Wood only.

JoeyInCali

Maker of Joey Bautista Cues
Silver Member
20.2/3/4 oz. The forearm or the handle has the tenon..
You're looking at 16+ oz butt . Even with a 1.5oz joint screw, tough to do without any weight add-on unless the woods are really heavy.
And that would include a non-maple handle.

Why are you worried about the added weight ?
 

ideologist

I don't never exaggerate
Silver Member
An ebony butt is 20oz by itself, I have some exceptional long pieces if you need one
 

JC

Coos Cues
There are plenty of nice woods heavy enough to accomplish what you desire coupled with a solid heavy shaft.

Here is one I"m finishing up with ebony and stabilized spalted tamarind that is full cored with maple. It weighs in at 19.6 without the finish on yet. Front weighted with a balance point at 19.5 inches. It could easily have been made heavier with a heavier core wood. I used maple to hold the weight down. The only metal is the stainless pin.

_DSC3604 copy [800x600].jpg

JC
 

YubaCushion

AzB Silver Member
Silver Member
There are plenty of nice woods heavy enough to accomplish what you desire coupled with a solid heavy shaft.

Here is one I"m finishing up with ebony and stabilized spalted tamarind that is full cored with maple. It weighs in at 19.6 without the finish on yet. Front weighted with a balance point at 19.5 inches. It could easily have been made heavier with a heavier core wood. I used maple to hold the weight down. The only metal is the stainless pin.

View attachment 500757

JC

That's beautiful.
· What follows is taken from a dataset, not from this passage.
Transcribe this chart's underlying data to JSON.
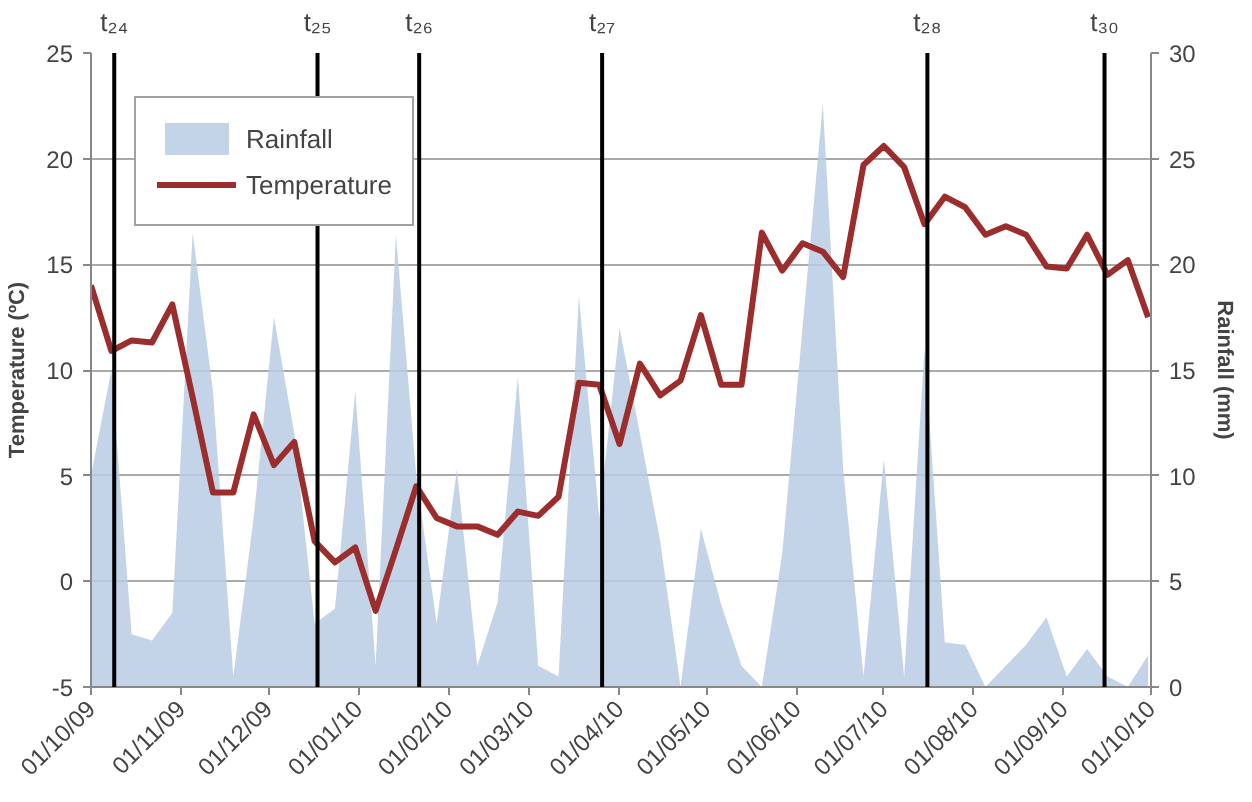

Good work sir.
 

Kim Bye

AzB Silver Member
Silver Member
Sure you can make a cue with only wood (some sort of metal or G10 joint pin I guess?)
a 20oz butt kinda limits your wood choices somewhat, but Ebony is far from the only dense wood you can use. Katalox, purpleheart, desert ironwood, quite a few of the Dalbergia species, snakewood and massaranduba to name a few.
The dimensions plays a big part, obviously a 30" butt will be heavier than a 29" butt given the same dimensions.
If you want to use a lighter wood, I guess you could core with a heavy wood like ebony or katalox.
If I took on a project like that I would have to weigh the actual pieces and try to find the ones that would work best with your weight, dimension and balance point.
 

S.Vaskovskyi

AzB Silver Member
Silver Member
It is not that difficult to build a cue with a weight you mentioned using only woods and a pin. As it was mentioned above there are plenty of woods much heavier and denser than ebony. I've built my full spliced butt using two hard woods ABW and Pau Rosa and in length 31" I've got the weight approximately 18 oz so I had to drill out some wood to get it under 17 oz. Besides of ABW which is so far the heaviest wood I have (1340 kg/m3 +/-) there are three more species above 1200 kg/m3 in my collection: Pau Santo one of the stiffest woods and it is very rare, Leadwood, Mopane.
The trick is to know which wood to have for a particular part of the cue in order to get the desired balance and hit. That is the real artistry.